A new hardware device that’s in development promises to alert users when their phones are transmitting data without their knowledge, but some security researchers say the device looks like an overly complicated solution to a limited problem.
Reporters often are targets of surveillance, both overt and covert, and that means that their laptops and phones are always at risk of compromise. Phones especially are juicy targets for attackers such as government agencies that are looking to track a reporter’s movements and activities. So Bunnie Huang, a hardware hacker and researcher, and Edward Snowden have developed plans for a device that would sit on the back of an iPhone and tap into the phone’s inner workings to detect when the phone is sending out data without the user’s knowledge. Known as the introspection engine, the device monitors the signals that control the device’s radio hardware and looks for data being transmitted even while in airplane mode.
The design of the device, which sits on the back of an iPhone and includes a small black-and-white screen, assumes that phones will be compromised.

“In such a situation, a reporter cannot take the UI status at face value. Instead, we aim to provide field-ready tools that enable a reporter to observe and investigate the status of the phone’s radios directly and independently of the phone’s native hardware. We call this direct introspection,” Huang and Snowden say in their paper. 

“Our work proposes to monitor radio activity using a measurement tool contained in a phone-mounted battery case. We call this tool an introspection engine. The introspection engine has the capability to alert a reporter of a dangerous situation in real-time. The core principle is simple: if the reporter expects radios to be off, alert the user when they are turned on.”

The device piggybacks on the rear of the iPhone and it’s connected to the inside of the phone through the SIM card slot.

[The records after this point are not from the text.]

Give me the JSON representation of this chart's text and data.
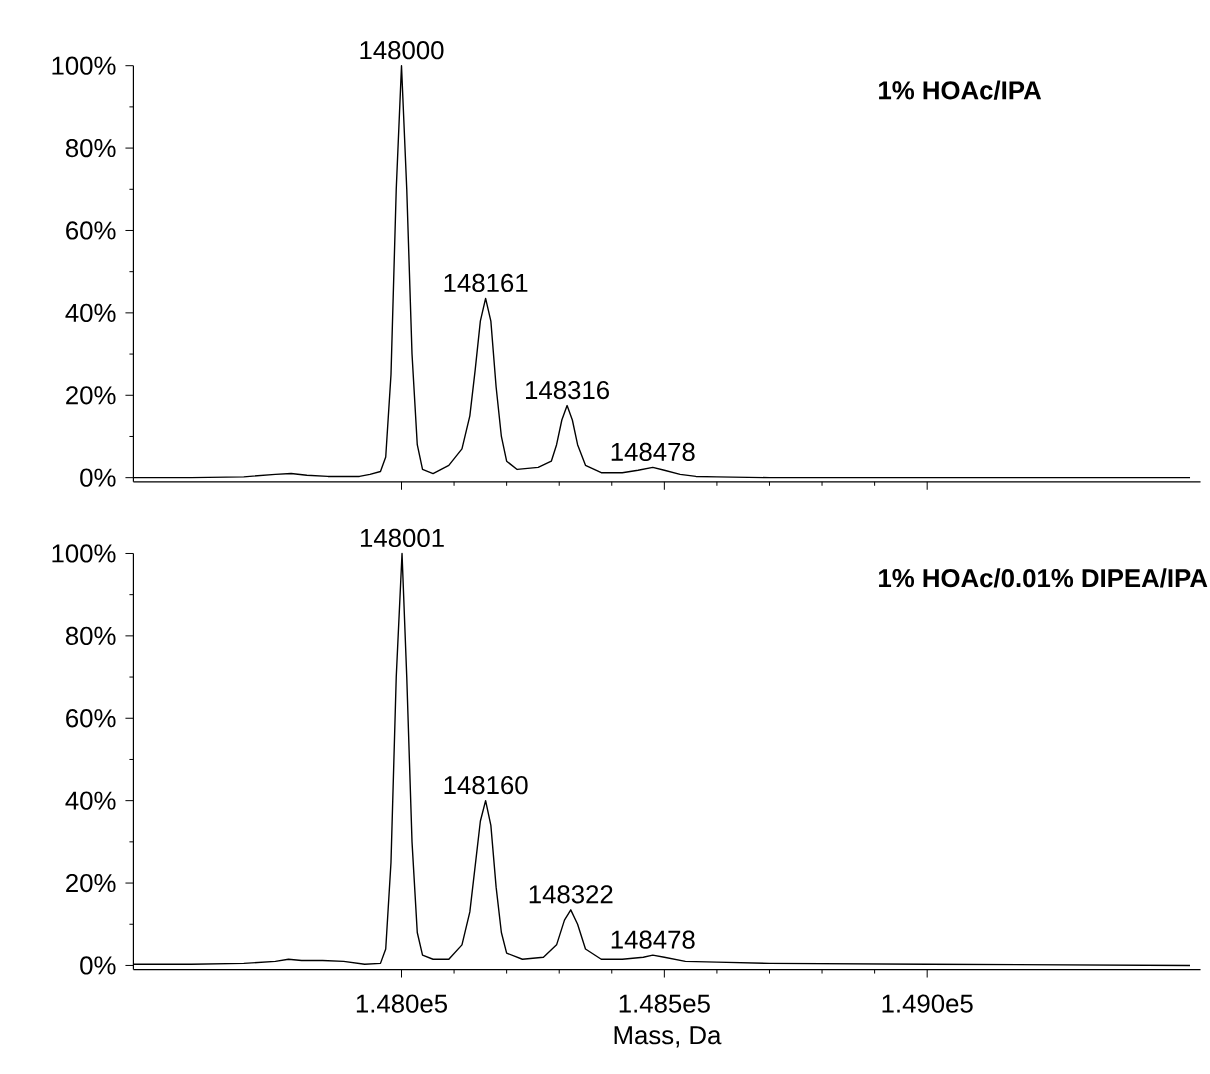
{
  "chart_data": [
    {
      "type": "line",
      "tick_labels": "y",
      "xticks": [
        {
          "value": 148000,
          "label": null
        },
        {
          "value": 148500,
          "label": null
        },
        {
          "value": 149000,
          "label": null
        }
      ],
      "x": [
        147490,
        147600,
        147700,
        147760,
        147790,
        147820,
        147860,
        147920,
        147940,
        147960,
        147970,
        147980,
        147990,
        148000,
        148010,
        148020,
        148030,
        148040,
        148060,
        148090,
        148115,
        148130,
        148140,
        148150,
        148160,
        148170,
        148180,
        148190,
        148200,
        148220,
        148260,
        148285,
        148295,
        148305,
        148315,
        148325,
        148335,
        148350,
        148380,
        148420,
        148450,
        148478,
        148500,
        148530,
        148560,
        148600,
        148700,
        149000,
        149500
      ],
      "series": [
        {
          "color": "#000000",
          "values": [
            0,
            0,
            0.2,
            0.8,
            1,
            0.6,
            0.3,
            0.3,
            0.8,
            1.5,
            5,
            25,
            70,
            100,
            70,
            30,
            8,
            2,
            1,
            3,
            7,
            15,
            26,
            38,
            43.5,
            38,
            22,
            10,
            4,
            2,
            2.5,
            4,
            8,
            14,
            17.5,
            14,
            8,
            3,
            1.2,
            1.2,
            1.8,
            2.5,
            1.8,
            0.8,
            0.3,
            0.2,
            0,
            0,
            0
          ]
        }
      ],
      "xlim": [
        147490,
        149520
      ],
      "ylim": [
        -1,
        100
      ],
      "yticks": [
        {
          "value": 0,
          "label": "0%"
        },
        {
          "value": 20,
          "label": "20%"
        },
        {
          "value": 40,
          "label": "40%"
        },
        {
          "value": 60,
          "label": "60%"
        },
        {
          "value": 80,
          "label": "80%"
        },
        {
          "value": 100,
          "label": "100%"
        }
      ],
      "annotations": [
        "**1% HOAc/IPA**",
        {
          "text": "148000",
          "x": 148000,
          "y": 100
        },
        {
          "text": "148161",
          "x": 148160,
          "y": 43.5
        },
        {
          "text": "148316",
          "x": 148315,
          "y": 17.5
        },
        {
          "text": "148478",
          "x": 148478,
          "y": 2.5
        }
      ]
    },
    {
      "type": "line",
      "xlabel": "Mass, Da",
      "x": [
        147490,
        147600,
        147700,
        147760,
        147785,
        147810,
        147850,
        147890,
        147930,
        147960,
        147970,
        147980,
        147990,
        148001,
        148010,
        148020,
        148030,
        148040,
        148060,
        148090,
        148115,
        148130,
        148140,
        148150,
        148160,
        148170,
        148180,
        148190,
        148200,
        148230,
        148270,
        148295,
        148310,
        148322,
        148335,
        148350,
        148380,
        148420,
        148460,
        148478,
        148500,
        148540,
        148600,
        148700,
        149000,
        149500
      ],
      "series": [
        {
          "color": "#000000",
          "values": [
            0.3,
            0.3,
            0.5,
            1,
            1.5,
            1.2,
            1.2,
            1,
            0.3,
            0.5,
            4,
            25,
            70,
            100,
            70,
            30,
            8,
            2.5,
            1.5,
            1.5,
            5,
            13,
            24,
            35,
            40,
            34,
            19,
            8,
            3,
            1.5,
            2,
            5,
            11,
            13.5,
            10,
            4,
            1.5,
            1.5,
            2,
            2.5,
            2,
            1,
            0.8,
            0.5,
            0.3,
            0
          ]
        }
      ],
      "xlim": [
        147490,
        149520
      ],
      "ylim": [
        -1,
        100
      ],
      "xticks": [
        {
          "value": 148000,
          "label": "1.480e5"
        },
        {
          "value": 148500,
          "label": "1.485e5"
        },
        {
          "value": 149000,
          "label": "1.490e5"
        }
      ],
      "yticks": [
        {
          "value": 0,
          "label": "0%"
        },
        {
          "value": 20,
          "label": "20%"
        },
        {
          "value": 40,
          "label": "40%"
        },
        {
          "value": 60,
          "label": "60%"
        },
        {
          "value": 80,
          "label": "80%"
        },
        {
          "value": 100,
          "label": "100%"
        }
      ],
      "annotations": [
        "**1% HOAc/0.01% DIPEA/IPA**",
        {
          "text": "148001",
          "x": 148001,
          "y": 100
        },
        {
          "text": "148160",
          "x": 148160,
          "y": 40
        },
        {
          "text": "148322",
          "x": 148322,
          "y": 13.5
        },
        {
          "text": "148478",
          "x": 148478,
          "y": 2.5
        }
      ]
    }
  ]
}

“In order to facilitate the robust wiring of the signal taps, a custom flexible printed circuit (FPC) will be designed with contacts pre-loaded at signal test point locations. This will streamline phone modifications while making the final product more robust. As the SIM card has to be removed for access to key test points, the FPC will also connect to the SIM card signals. An additional FPC will then exit via the existing SIM card port, making available to the introspection engine both the bus taps and the SIM card signals,” the paper says.

 But some security researchers say that the introspection engine may be addressing a problem that only affects a small number of users and does so in an overly complicated manner. One security researcher said it would likely be easier to just disconnect the phone’s battery in high-risk situations, or to use a device that doesn’t have transmission capabilities. Also, the introspection engine doesn’t actually stop transmissions from going out, but simply detects them and alerts the user.

Huang and Snowden say in their paper that they’re working on a prototype of the device, but it could be years down the road, as they’re running the project on their own on a small budget. They also say that the concept of the introspection engine could be applied to other security areas for mobile devices.

“Furthermore, direct introspection may be extendable beyond the radio interfaces and into the filesystem layer. We theorize an introspection engine attached to the mass storage device within a phone; for example, an FPGA observing the SD bus between the CPU and the eMMC in a typical Android phone implementation. This introspection engine could observe, in real time, file manipulations and flag, or even block, potentially suspicious operations,” the paper says.